Quali possono essere però i rischi di una relazione in cui i problemi vengono così “spettacolarizzati”?
I rischi sono legati al fatto che esporsi mediatamente è una sorta di “all-in”. Non si può sapere quali saranno le conseguenze, l’unica certezza è che le cose cambieranno, nel bene o nel male. È il principio di fondo di tutte le terapie di coppia.
Il sessuologo Willy Pasini definiva l’intimità “il vero progetto degli anni Novanta”. Nell’epoca in cui siamo abituati al racconto di coppia anche via social, esiste ancora una forma di intimità necessaria?
Abbiamo alle spalle un contesto culturale in cui la relazione era non solo privacy, ma a volte persino censura, per paura del giudizio sociale. Molte coppie sono rimaste insieme pur essendo infelici perché la separazione non era prevista socialmente. Non era previsto chiedersi nemmeno come si stava all’interno di una relazione. Oggi la società è cambiata perché abbiamo imparato a parlarne. I ragazzi sanno benissimo che le coppie posso separarsi e le famiglie ricostruirsi. Gli adulti si sentono legittimati a chiedersi se sono felici, a poter cercare di migliorare la loro condizione, anche a costo di cercare nuove strade che prima erano negate. Ora, una nuova libertà implica una nuova responsabilità nella gestione degli equilibri. Ciascuno di noi quindi deve trovare la quadra con la privacy che personalmente sente di dovere a se stesso.

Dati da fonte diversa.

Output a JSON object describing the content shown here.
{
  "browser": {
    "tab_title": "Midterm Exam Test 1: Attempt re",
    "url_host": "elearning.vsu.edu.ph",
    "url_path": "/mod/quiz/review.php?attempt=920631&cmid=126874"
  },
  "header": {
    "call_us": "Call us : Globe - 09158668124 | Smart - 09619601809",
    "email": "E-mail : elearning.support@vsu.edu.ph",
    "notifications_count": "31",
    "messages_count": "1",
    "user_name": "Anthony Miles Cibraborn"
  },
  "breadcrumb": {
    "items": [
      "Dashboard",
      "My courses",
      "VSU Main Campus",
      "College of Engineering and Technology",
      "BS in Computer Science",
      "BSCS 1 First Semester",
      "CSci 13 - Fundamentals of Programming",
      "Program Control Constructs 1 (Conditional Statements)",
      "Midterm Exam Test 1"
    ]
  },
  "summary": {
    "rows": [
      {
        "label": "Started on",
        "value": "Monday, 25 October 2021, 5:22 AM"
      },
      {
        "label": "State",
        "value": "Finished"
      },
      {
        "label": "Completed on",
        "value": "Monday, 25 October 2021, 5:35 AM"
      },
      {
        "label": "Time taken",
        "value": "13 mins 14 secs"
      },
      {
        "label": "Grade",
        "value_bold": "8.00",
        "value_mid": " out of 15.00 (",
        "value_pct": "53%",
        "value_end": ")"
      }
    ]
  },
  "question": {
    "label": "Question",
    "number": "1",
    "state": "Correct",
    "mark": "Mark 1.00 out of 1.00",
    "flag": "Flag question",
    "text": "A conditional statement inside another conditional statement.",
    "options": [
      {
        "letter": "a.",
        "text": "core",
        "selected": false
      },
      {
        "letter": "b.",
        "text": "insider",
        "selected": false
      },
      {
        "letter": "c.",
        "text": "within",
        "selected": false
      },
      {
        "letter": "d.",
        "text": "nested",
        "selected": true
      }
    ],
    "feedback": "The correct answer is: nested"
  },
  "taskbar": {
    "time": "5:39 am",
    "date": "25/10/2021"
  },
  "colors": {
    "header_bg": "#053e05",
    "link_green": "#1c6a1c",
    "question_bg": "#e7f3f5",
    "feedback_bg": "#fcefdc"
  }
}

Anche la cronaca più spesso di prima ci rende spettatori di dinamiche tossiche che possono sfociare in tragedia. Il racconto mediatico in questo caso che tipo di conseguenze ha?

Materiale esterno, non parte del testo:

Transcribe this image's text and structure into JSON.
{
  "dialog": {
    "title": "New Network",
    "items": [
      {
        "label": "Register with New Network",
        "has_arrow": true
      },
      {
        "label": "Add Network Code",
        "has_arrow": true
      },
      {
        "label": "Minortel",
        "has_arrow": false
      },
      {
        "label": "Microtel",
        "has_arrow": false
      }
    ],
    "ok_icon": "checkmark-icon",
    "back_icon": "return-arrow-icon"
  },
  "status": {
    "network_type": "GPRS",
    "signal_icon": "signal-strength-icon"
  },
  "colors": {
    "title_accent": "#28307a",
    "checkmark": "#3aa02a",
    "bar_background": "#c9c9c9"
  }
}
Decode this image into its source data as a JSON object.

Quello della violenza di genere è un dramma sociale che è presente da sempre. Oggi sicuramente c’è una volontà e un bisogno diverso di fare informazione e di conseguenza anche di fare anche educazione relazionale e sentimentale a riguardo. Se non avessimo questo tipo di comunicazione non sarebbe possibile, quindi penso sia fondamentale. Tutto fa capo ai cambiamenti culturali di cui parlavamo. Oggi abbiamo messo più a fuoco quali sono davvero i nostri bisogni relazionali, ci rendiamo conto di come comunicare questi temi abbia un impatto sulle nostre vite.

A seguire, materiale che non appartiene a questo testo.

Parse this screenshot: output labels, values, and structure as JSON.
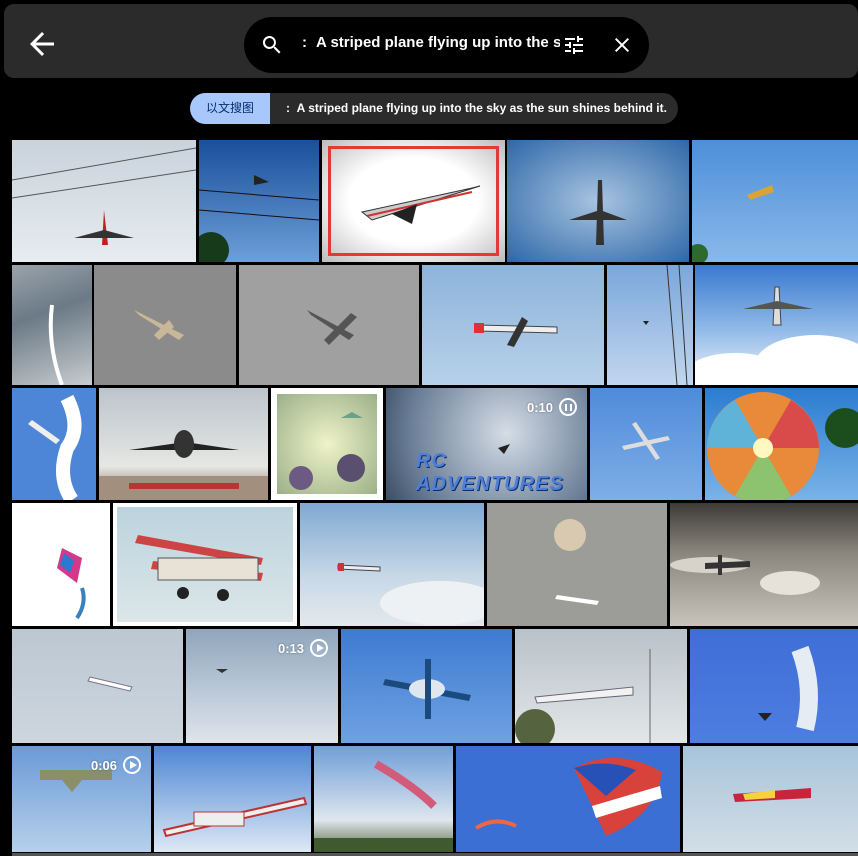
{
  "header": {
    "back_icon": "arrow-left-icon",
    "search": {
      "search_icon": "search-icon",
      "colon": ":",
      "query": "A striped plane flying up into the sky",
      "tune_icon": "tune-icon",
      "clear_icon": "close-icon"
    }
  },
  "filter_chip": {
    "label": "以文搜图",
    "colon": ":",
    "text": "A striped plane flying up into the sky as the sun shines behind it."
  },
  "results": {
    "videos": [
      {
        "duration": "0:10",
        "state": "pause-icon",
        "watermark": "RC ADVENTURES"
      },
      {
        "duration": "0:13",
        "state": "play-icon"
      },
      {
        "duration": "0:06",
        "state": "play-icon"
      }
    ]
  },
  "colors": {
    "accent_chip": "#a8c7fa",
    "selection_outline": "#e53935",
    "topbar_bg": "#2b2b2b"
  }
}
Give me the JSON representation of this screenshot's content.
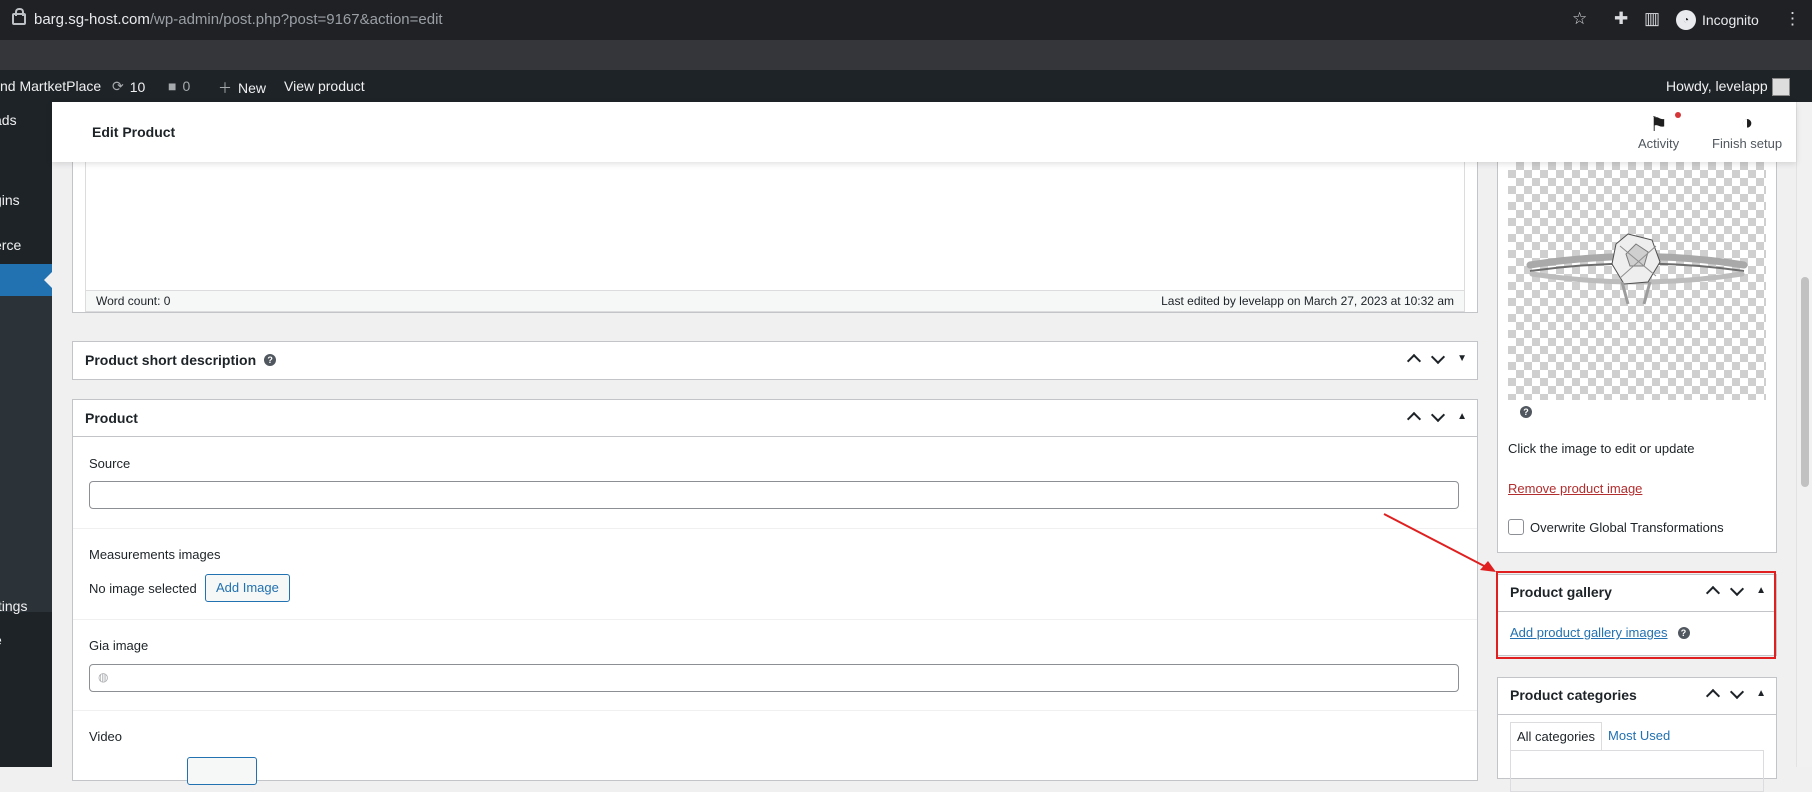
{
  "browser": {
    "url_host": "barg.sg-host.com",
    "url_path": "/wp-admin/post.php?post=9167&action=edit",
    "profile_label": "Incognito"
  },
  "admin_bar": {
    "site_name": "nd MartketPlace",
    "updates_count": "10",
    "comments_count": "0",
    "new_label": "New",
    "view_product_label": "View product",
    "howdy_label": "Howdy, levelapp"
  },
  "admin_menu": {
    "items": [
      {
        "label": "ads"
      },
      {
        "label": "gins"
      },
      {
        "label": "erce"
      },
      {
        "label": "ttings"
      },
      {
        "label": "e"
      }
    ]
  },
  "header": {
    "title": "Edit Product",
    "activity_label": "Activity",
    "finish_setup_label": "Finish setup"
  },
  "editor": {
    "word_count": "Word count: 0",
    "last_edited": "Last edited by levelapp on March 27, 2023 at 10:32 am"
  },
  "short_description_box": {
    "title": "Product short description"
  },
  "product_box": {
    "title": "Product",
    "source_label": "Source",
    "source_value": "",
    "measurements_label": "Measurements images",
    "no_image_text": "No image selected",
    "add_image_label": "Add Image",
    "gia_label": "Gia image",
    "gia_value": "",
    "video_label": "Video"
  },
  "product_image_box": {
    "help_text": "Click the image to edit or update",
    "remove_label": "Remove product image",
    "overwrite_label": "Overwrite Global Transformations"
  },
  "gallery_box": {
    "title": "Product gallery",
    "add_label": "Add product gallery images"
  },
  "categories_box": {
    "title": "Product categories",
    "tab_all": "All categories",
    "tab_most_used": "Most Used"
  },
  "colors": {
    "accent": "#2271b1",
    "danger": "#b32d2e",
    "annotation": "#e02020"
  }
}
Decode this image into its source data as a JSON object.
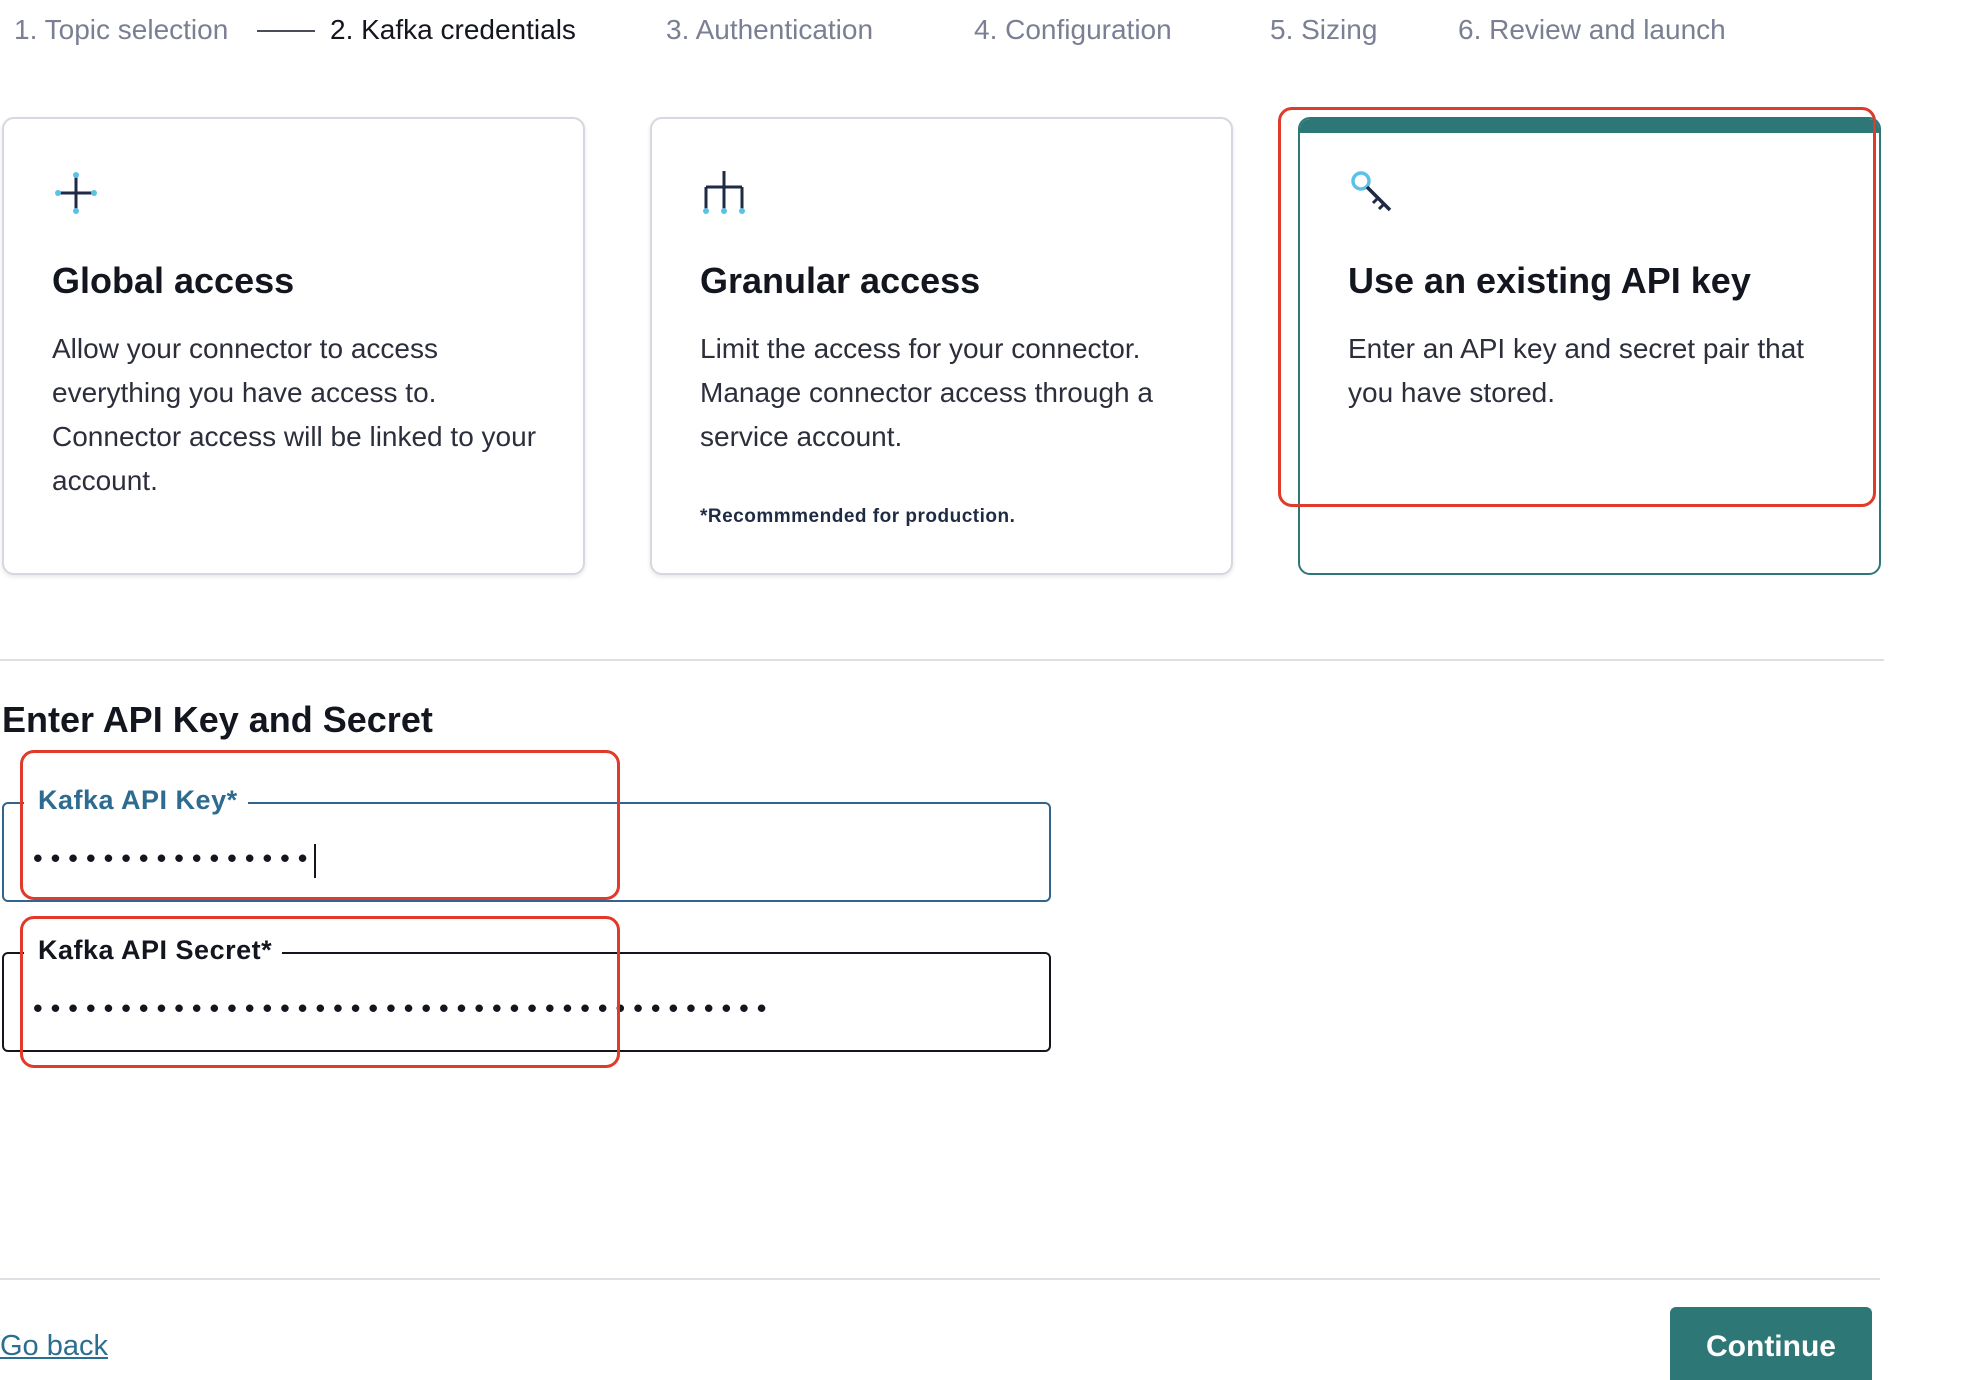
{
  "stepper": {
    "steps": [
      {
        "label": "1. Topic selection",
        "state": "completed"
      },
      {
        "label": "2. Kafka credentials",
        "state": "active"
      },
      {
        "label": "3. Authentication",
        "state": "upcoming"
      },
      {
        "label": "4. Configuration",
        "state": "upcoming"
      },
      {
        "label": "5. Sizing",
        "state": "upcoming"
      },
      {
        "label": "6. Review and launch",
        "state": "upcoming"
      }
    ]
  },
  "access_options": [
    {
      "icon": "crosshair-plus-icon",
      "title": "Global access",
      "description": "Allow your connector to access everything you have access to. Connector access will be linked to your account.",
      "selected": false
    },
    {
      "icon": "hierarchy-branch-icon",
      "title": "Granular access",
      "description": "Limit the access for your connector. Manage connector access through a service account.",
      "note": "*Recommmended for production.",
      "selected": false
    },
    {
      "icon": "key-icon",
      "title": "Use an existing API key",
      "description": "Enter an API key and secret pair that you have stored.",
      "selected": true
    }
  ],
  "api_section": {
    "title": "Enter API Key and Secret",
    "api_key": {
      "label": "Kafka API Key*",
      "value": "••••••••••••••••",
      "focused": true
    },
    "api_secret": {
      "label": "Kafka API Secret*",
      "value": "••••••••••••••••••••••••••••••••••••••••••",
      "focused": false
    }
  },
  "footer": {
    "back_label": "Go back",
    "continue_label": "Continue"
  },
  "colors": {
    "accent": "#2e7777",
    "focus_border": "#31658f",
    "link": "#2c6e8f",
    "annotation": "#e03a2a"
  }
}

Nello specifico, su quale errore relazionale di fondo occorre lavorare?
Sulla visione dell’amore come un sinonimo di controllo. In questo caso significa che c’è una patologia, perché più il mio amore cresce più cresce anche il mio controllo e di conseguenza nego all’altro la possibilità di essere. L’errore è confondere il concetto di amore con il principio di limitazione della libertà, che resta un diritto imprescindibile.